The Pearson family will also navigate life amid the coronavirus and tackle tough conversations surrounding the Black Lives Matter movement. Brown teased that Randall, who was raised by a white family, has a "come to Jesus moment" within the two-hour premiere, which takes place on the Big Three's 40th birthdays, regarding the latter. The series will also skirt around Mandy Moore's pregnancy, which Fogelman promised, is the "least" of their creative worries.

Production on season 5 kicked off in late September in Los Angeles and with an Oct. 27 premiere date to meet, the pressure was on to ensure that there were no setbacks or delays amid a pandemic. Fogelman gave insight into how they pulled it off without a contingency plan in place in case they were to miss the fast turnaround for whatever reason, including six-day work weeks and following the COVID safety regulations for sets.

"We've been working really hard. I mean, honestly, I don't even know if I'm supposed to say it, but NBC has been really, really incredible about [it]. It was really important to me and to us to get these episodes on before the election, not because they're -- not because they're political, but because I think they're difficult and then hopeful. And it felt important to us to just put it on TV now, with no agenda other than that," Fogelman said, addressing why its original Nov. 12 return date was pushed up two weeks. "But it also created, like, an intense rush. We have the best editors that have been working night and day. The guys have been shooting on weekends to get it done in time. I mean, I literally locked the episodes that are going to air late last night, and we're going to be airing them in a couple of days -- and we're still mixing and finalizing them."

"It's been a lot, but we have the crew to do it. We've been doing this for five years now; we know what we're doing. We know how to do it. The cast doesn't need a tremendous amount of takes or coverage, they all come ready to go. And so we were able to kind of squeak by and get it done and get it done the way we want it to do," he continued. "As we were also wearing face shields for the first time in our lives and masks, and we have the actors literally in plastic bubbles between sets. It's a brave new world over on set, but we found our normalcy really quickly and we haven't lost our rhythm on set."

Brown revealed that he and his cast members have been working Saturdays, something that would normally take place with a season winding down.

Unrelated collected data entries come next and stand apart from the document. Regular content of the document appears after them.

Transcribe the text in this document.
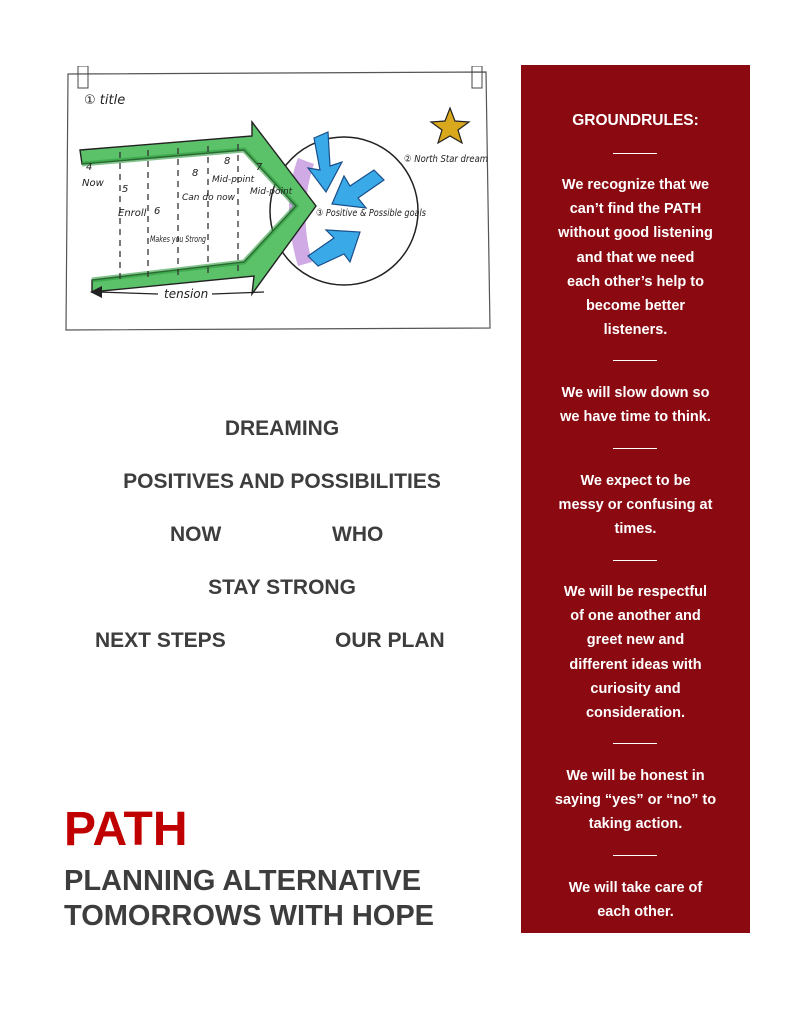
① title
4
Now
5
Enroll 6
Makes you Strong
8
Can do now
8
Mid-point
7
Mid-point
② North Star dream
③ Positive & Possible goals
tension
DREAMING
POSITIVES AND POSSIBILITIES
NOW	WHO
STAY STRONG
NEXT STEPS	OUR PLAN
PATH
PLANNING ALTERNATIVE
TOMORROWS WITH HOPE
GROUNDRULES:
We recognize that we
can’t find the PATH
without good listening
and that we need
each other’s help to
become better
listeners.
We will slow down so
we have time to think.
We expect to be
messy or confusing at
times.
We will be respectful
of one another and
greet new and
different ideas with
curiosity and
consideration.
We will be honest in
saying “yes” or “no” to
taking action.
We will take care of
each other.
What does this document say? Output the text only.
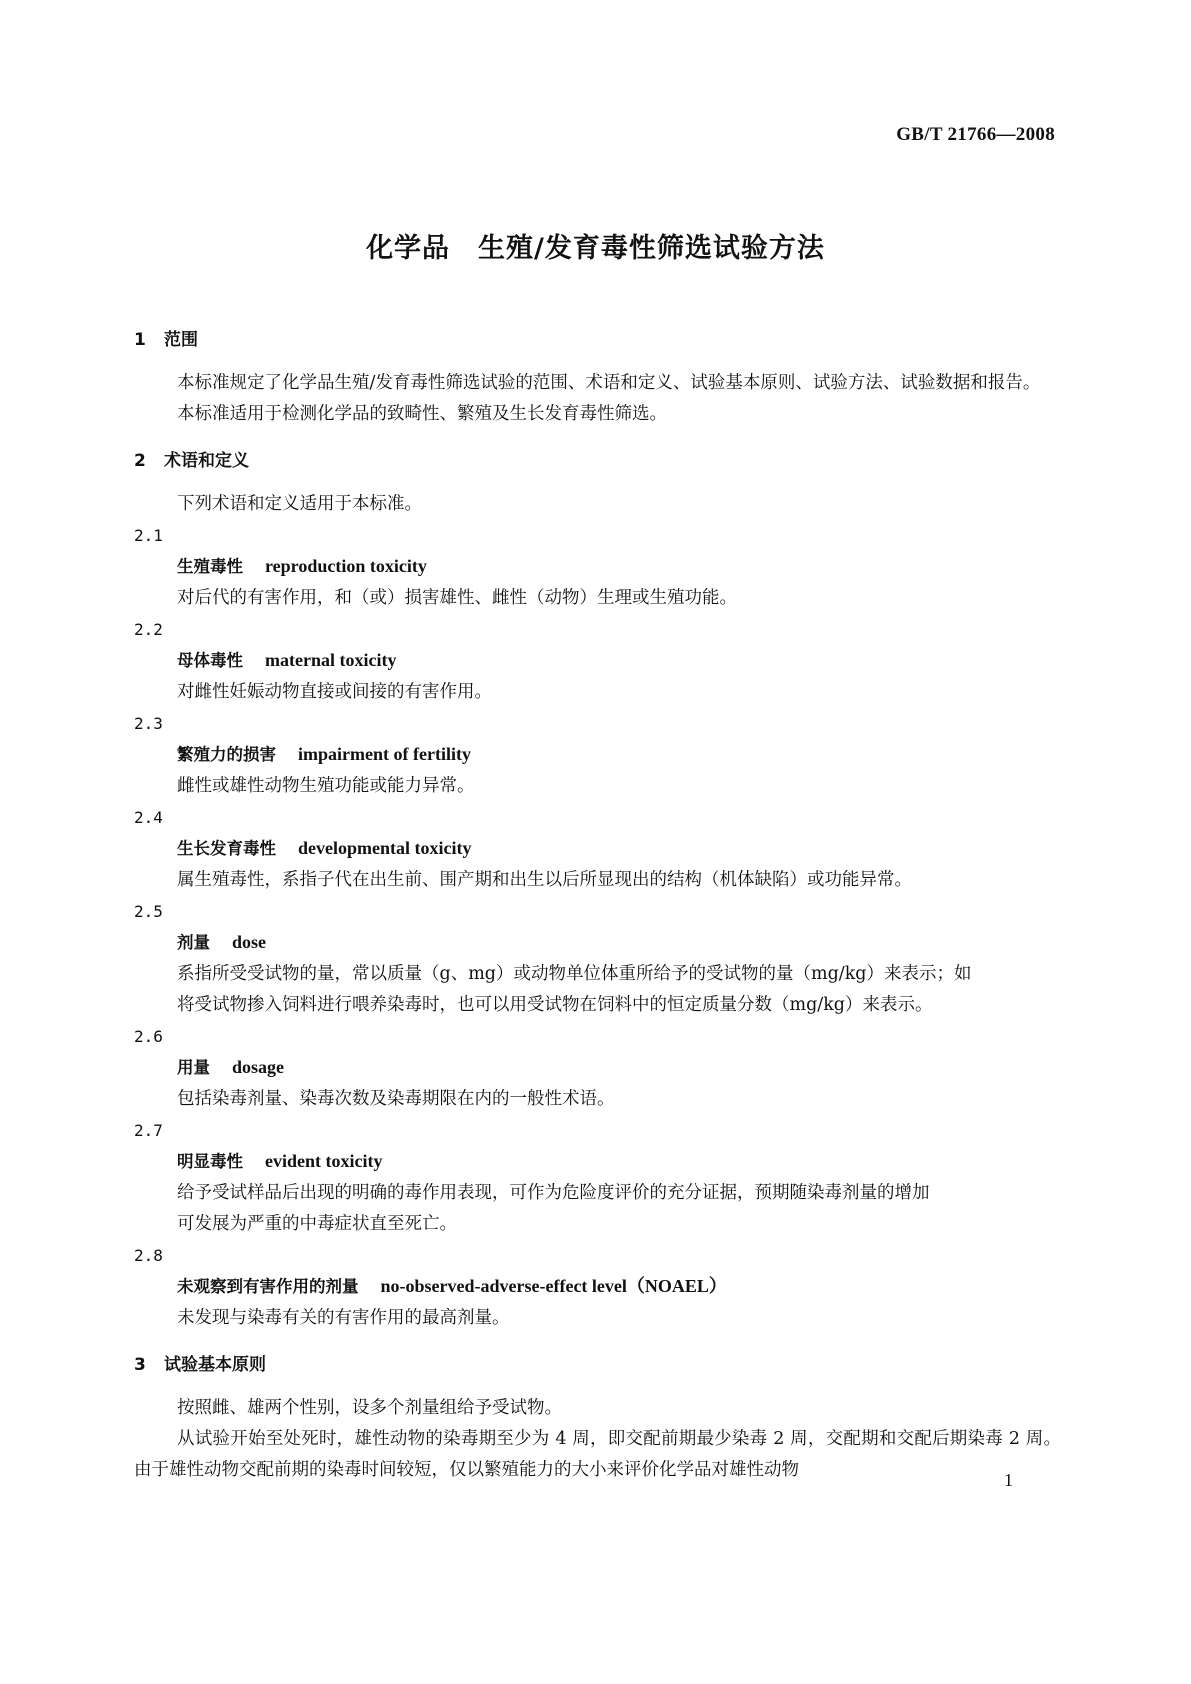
GB/T 21766—2008
化学品　生殖/发育毒性筛选试验方法
1 范围

本标准规定了化学品生殖/发育毒性筛选试验的范围、术语和定义、试验基本原则、试验方法、试验数据和报告。

本标准适用于检测化学品的致畸性、繁殖及生长发育毒性筛选。

2 术语和定义

下列术语和定义适用于本标准。

2.1

生殖毒性 reproduction toxicity

对后代的有害作用，和（或）损害雄性、雌性（动物）生理或生殖功能。

2.2

母体毒性 maternal toxicity

对雌性妊娠动物直接或间接的有害作用。

2.3

繁殖力的损害 impairment of fertility

雌性或雄性动物生殖功能或能力异常。

2.4

生长发育毒性 developmental toxicity

属生殖毒性，系指子代在出生前、围产期和出生以后所显现出的结构（机体缺陷）或功能异常。

2.5

剂量 dose

系指所受受试物的量，常以质量（g、mg）或动物单位体重所给予的受试物的量（mg/kg）来表示；如

将受试物掺入饲料进行喂养染毒时，也可以用受试物在饲料中的恒定质量分数（mg/kg）来表示。

2.6

用量 dosage

包括染毒剂量、染毒次数及染毒期限在内的一般性术语。

2.7

明显毒性 evident toxicity

给予受试样品后出现的明确的毒作用表现，可作为危险度评价的充分证据，预期随染毒剂量的增加

可发展为严重的中毒症状直至死亡。

2.8

未观察到有害作用的剂量 no-observed-adverse-effect level（NOAEL）

未发现与染毒有关的有害作用的最高剂量。

3 试验基本原则

按照雌、雄两个性别，设多个剂量组给予受试物。

从试验开始至处死时，雄性动物的染毒期至少为 4 周，即交配前期最少染毒 2 周，交配期和交配后期染毒 2 周。由于雄性动物交配前期的染毒时间较短，仅以繁殖能力的大小来评价化学品对雄性动物	1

"We're actually right on schedule," Fogelman assured. "We're shooting the same amount of days per episode. We keep saying on set, I would not envy a first-year show or a pilot being made now, who are all kind of finding their rhythm and their relationships and whatnot. We're very blessed to have...We don't lose people on our crew, so it's kind of the same group of people who are doing the same job. We're just doing it in PPE now."

This Is Us returns with a two-hour premiere Tuesday, Oct. 27 at 9 p.m. ET/PT on NBC.